Als ich wieder zurück in der Schweiz gelandet bin, bemerke ich einige Details, die mir vorher nicht aufgefallen waren. Der Flughafen ist marmoriert, blitzblanksauber und mondän, aber kühl. Nichts strahlt menschliche Wärme aus. Der Flur ist umgeben von Luxusläden. Ich bemerke am Rande eine Angestellte, die sich in dem verlassenen Geschäft eine Atempause gönnt. Während des Gesprächs hört die perfekte Verkäuferin auf zu schauspielern und beschreibt ihren Alltag:
– Wenn ich eine Viertelstunde zu spät komme, krieg ich ein Bußgeld. Wir werden ständig kontrolliert, müssen rentabel sein. Wenn man nicht aufpasst, verliert man schnell den Draht zur Familie und am Ende hat man sogar keine Freunde mehr.
Auch mein schönes sauberes Land kennt eine Art schreckliche geheime Not… Bevor ich weggehe, sage ich dieser Frau, dass Gott an sie denkt und dass sie mit Ihm darüber reden sollte.
Auch hier sind überall Plakate zu finden. Werbungen mit göttlich schönen Frauen, die uns von oben herab betrachten und mit Schmuck oder Uhren prahlen, als wären es Talismane, die Erfolg versprechen.
Diese Bilder werden komplett von schöpferischen Informatikern gestaltet. Es sind auch erbarmungslose Götzen, die heimlich verehrt werden und die ihre Verehrer anlügen, indem sie ihnen weismachen, dass sie keine Bewunderer wären, aber ich lasse mich nicht beirren. Alle versuchen doch so auszusehen, wie auf diesen Bildern…

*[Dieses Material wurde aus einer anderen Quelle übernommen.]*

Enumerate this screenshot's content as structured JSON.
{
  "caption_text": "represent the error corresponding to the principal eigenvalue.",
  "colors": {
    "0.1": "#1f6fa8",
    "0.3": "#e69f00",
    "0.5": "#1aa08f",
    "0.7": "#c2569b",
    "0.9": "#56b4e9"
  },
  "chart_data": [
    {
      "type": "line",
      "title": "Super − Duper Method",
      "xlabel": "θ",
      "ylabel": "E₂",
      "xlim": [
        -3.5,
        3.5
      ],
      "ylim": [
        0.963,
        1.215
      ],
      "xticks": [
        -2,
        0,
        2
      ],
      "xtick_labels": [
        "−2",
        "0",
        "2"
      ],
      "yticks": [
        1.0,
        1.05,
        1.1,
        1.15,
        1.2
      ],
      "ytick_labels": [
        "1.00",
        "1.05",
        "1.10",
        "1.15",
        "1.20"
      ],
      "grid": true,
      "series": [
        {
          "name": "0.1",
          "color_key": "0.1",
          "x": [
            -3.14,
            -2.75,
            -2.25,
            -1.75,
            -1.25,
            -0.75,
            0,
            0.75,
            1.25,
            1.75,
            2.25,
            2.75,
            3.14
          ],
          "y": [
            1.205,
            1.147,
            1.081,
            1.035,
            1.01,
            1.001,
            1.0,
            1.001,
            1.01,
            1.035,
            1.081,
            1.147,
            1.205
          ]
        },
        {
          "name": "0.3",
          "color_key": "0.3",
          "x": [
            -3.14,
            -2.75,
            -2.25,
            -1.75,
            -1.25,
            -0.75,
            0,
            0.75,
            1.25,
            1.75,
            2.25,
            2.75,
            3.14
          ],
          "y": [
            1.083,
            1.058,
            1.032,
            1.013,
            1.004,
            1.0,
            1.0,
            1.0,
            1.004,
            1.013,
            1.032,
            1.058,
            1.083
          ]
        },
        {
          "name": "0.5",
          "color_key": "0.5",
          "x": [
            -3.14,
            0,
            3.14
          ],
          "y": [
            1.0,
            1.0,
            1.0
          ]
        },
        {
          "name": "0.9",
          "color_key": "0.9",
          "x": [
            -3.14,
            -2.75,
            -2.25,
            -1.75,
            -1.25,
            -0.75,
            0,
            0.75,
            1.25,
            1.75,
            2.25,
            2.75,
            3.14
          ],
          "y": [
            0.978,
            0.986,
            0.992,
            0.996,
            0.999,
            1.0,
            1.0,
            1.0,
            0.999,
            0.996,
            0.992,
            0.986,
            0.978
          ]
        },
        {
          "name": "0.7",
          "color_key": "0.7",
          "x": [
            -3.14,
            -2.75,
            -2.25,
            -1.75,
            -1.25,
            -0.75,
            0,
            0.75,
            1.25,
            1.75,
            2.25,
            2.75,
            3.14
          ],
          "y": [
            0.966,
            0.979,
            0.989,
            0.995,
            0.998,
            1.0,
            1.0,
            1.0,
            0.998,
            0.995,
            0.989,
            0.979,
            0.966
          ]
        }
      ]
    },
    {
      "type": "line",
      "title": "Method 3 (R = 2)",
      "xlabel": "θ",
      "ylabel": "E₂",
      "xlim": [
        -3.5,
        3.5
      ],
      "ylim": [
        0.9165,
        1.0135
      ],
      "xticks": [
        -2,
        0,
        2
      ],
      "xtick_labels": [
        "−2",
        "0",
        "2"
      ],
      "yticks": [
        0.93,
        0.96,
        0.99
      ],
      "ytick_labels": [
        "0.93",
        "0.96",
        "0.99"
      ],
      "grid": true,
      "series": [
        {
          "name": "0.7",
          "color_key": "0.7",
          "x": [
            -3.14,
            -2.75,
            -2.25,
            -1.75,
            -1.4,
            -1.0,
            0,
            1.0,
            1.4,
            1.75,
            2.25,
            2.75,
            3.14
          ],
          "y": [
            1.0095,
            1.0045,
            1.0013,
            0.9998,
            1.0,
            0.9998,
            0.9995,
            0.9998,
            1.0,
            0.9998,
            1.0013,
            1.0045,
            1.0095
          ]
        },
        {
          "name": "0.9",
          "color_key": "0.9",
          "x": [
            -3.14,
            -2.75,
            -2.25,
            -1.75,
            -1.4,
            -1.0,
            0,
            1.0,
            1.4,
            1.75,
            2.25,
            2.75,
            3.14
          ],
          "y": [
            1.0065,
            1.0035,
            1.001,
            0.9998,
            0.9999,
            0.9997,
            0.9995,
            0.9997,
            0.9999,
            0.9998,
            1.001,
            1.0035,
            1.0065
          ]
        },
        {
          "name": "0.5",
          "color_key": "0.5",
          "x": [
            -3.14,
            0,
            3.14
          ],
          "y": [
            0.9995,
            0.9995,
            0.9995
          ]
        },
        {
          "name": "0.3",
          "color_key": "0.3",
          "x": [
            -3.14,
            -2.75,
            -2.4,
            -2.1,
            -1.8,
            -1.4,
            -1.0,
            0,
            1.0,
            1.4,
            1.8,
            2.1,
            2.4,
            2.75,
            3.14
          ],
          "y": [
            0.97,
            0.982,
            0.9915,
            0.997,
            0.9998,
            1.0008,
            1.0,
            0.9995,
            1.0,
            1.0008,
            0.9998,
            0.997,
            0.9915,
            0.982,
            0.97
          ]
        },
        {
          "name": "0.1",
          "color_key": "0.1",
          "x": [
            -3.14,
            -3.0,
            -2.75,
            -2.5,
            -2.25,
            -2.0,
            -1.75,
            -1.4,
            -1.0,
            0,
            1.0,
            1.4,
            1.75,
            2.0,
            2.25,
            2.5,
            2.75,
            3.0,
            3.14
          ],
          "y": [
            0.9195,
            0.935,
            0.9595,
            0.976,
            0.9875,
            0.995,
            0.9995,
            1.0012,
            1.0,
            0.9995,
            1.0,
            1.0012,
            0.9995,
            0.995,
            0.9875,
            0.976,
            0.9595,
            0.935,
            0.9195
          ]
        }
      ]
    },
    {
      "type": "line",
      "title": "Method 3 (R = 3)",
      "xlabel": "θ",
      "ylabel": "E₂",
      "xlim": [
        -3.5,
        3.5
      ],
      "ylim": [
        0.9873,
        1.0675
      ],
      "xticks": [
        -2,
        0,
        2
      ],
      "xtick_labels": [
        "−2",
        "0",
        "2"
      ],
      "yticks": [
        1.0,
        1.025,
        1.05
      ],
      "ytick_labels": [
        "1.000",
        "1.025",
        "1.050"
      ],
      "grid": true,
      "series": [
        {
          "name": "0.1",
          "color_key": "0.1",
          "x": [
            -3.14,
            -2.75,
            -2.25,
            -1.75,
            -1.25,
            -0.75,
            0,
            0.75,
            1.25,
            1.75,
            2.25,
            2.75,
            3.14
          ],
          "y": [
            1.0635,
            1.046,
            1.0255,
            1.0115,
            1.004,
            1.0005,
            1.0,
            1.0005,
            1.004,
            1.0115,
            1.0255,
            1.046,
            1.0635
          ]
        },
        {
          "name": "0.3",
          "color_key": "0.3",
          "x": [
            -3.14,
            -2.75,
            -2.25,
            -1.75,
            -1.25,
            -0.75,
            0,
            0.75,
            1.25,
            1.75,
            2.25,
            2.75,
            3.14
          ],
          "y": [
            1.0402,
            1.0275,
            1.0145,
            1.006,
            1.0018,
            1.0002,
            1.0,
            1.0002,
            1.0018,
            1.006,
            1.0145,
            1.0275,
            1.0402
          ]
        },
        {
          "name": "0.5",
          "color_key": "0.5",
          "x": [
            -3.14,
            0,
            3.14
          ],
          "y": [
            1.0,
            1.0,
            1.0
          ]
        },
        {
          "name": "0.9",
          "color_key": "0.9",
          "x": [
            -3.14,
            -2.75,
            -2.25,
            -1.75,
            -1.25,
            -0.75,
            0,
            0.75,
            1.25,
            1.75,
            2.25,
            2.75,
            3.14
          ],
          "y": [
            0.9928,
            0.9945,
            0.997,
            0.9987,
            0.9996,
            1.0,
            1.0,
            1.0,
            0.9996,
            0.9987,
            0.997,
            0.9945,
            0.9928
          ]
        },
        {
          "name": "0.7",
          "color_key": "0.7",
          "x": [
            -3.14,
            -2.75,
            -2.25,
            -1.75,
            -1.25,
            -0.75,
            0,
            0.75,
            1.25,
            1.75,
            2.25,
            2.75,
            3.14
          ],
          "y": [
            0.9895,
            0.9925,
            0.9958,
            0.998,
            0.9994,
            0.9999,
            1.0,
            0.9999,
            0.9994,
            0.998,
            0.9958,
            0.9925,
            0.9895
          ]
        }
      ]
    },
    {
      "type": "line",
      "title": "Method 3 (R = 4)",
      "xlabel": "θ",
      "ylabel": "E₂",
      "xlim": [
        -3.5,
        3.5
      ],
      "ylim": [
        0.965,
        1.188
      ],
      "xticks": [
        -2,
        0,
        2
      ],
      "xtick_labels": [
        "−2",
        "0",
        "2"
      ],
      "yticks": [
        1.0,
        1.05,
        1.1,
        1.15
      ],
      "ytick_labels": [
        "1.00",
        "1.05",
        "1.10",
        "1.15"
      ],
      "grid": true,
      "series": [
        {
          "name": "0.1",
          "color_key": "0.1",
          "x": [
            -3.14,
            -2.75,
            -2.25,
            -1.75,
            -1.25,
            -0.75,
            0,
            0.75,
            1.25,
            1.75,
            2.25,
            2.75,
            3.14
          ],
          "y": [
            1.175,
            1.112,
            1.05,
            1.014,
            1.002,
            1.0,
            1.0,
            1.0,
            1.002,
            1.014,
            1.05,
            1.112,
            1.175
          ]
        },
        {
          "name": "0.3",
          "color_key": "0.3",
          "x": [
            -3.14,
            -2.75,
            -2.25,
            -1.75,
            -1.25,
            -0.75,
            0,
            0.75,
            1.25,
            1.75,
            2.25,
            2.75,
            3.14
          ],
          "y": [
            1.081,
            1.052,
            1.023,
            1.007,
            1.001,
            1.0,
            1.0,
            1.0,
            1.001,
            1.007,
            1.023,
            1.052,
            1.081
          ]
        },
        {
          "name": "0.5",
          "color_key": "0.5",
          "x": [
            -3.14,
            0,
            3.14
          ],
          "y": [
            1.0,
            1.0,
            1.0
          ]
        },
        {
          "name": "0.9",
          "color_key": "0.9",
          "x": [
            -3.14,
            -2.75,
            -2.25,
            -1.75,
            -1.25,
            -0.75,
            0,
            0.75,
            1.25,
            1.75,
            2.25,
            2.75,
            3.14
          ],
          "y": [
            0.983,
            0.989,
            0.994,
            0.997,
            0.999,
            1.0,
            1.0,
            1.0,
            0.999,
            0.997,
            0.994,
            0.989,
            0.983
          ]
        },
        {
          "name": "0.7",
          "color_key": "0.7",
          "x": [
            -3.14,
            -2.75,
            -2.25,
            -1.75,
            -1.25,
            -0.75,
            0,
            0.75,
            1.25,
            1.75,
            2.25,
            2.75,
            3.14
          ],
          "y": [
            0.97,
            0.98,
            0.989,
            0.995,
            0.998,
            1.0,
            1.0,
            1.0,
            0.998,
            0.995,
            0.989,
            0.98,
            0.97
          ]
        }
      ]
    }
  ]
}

Aus dem Zugfenster kann ich weder das Elend der Barackensiedlungen erkennen noch die grellen und bunten Farben Indiens, noch das natürliche Lächeln der Passanten, noch die unerwarteten Ereignisse, die an jeder Straßenecke einen überraschen, noch die zahlreichen Jugendlichen, noch diese vielen handwerklich geschickten Bastler, die sich zum Überleben die urigsten Berufe ausklügeln, noch diese alten Menschen mit langem weißem Bart, noch ihre prickelnde Lebensfreude, die in ihren Augen zu sehen ist…
Ich bin fast darüber geschockt, dass die Straßen so leer sind (es sind nur ein paar Alte zu sehen).
Wo sind die Bewohner meiner Heimat? Verkriechen sie sich alle zu Hause vor ihrem Bildschirm, der sie hypnotisiert? Hat sich eine Katastrophe ereignet, die die Mehrheit der Bevölkerung ausgerottet hat? Was ist denn in meiner Abwesenheit geschehen? (Kaum bin ich weg, und schon geht alles den Bach runter!) Vielleicht hat der Umbruch nicht hier, sondern bloß in meinem Blick stattgefunden…

Das erste Plakat
Ein Plakat mit einer Zeichnung von mir wird bald in Indien auf den Straßen zu sehen sein. Möge es wie Samen aus dem Jenseits Hoffnung im Herzen der Inder säen, die es anschauen werden.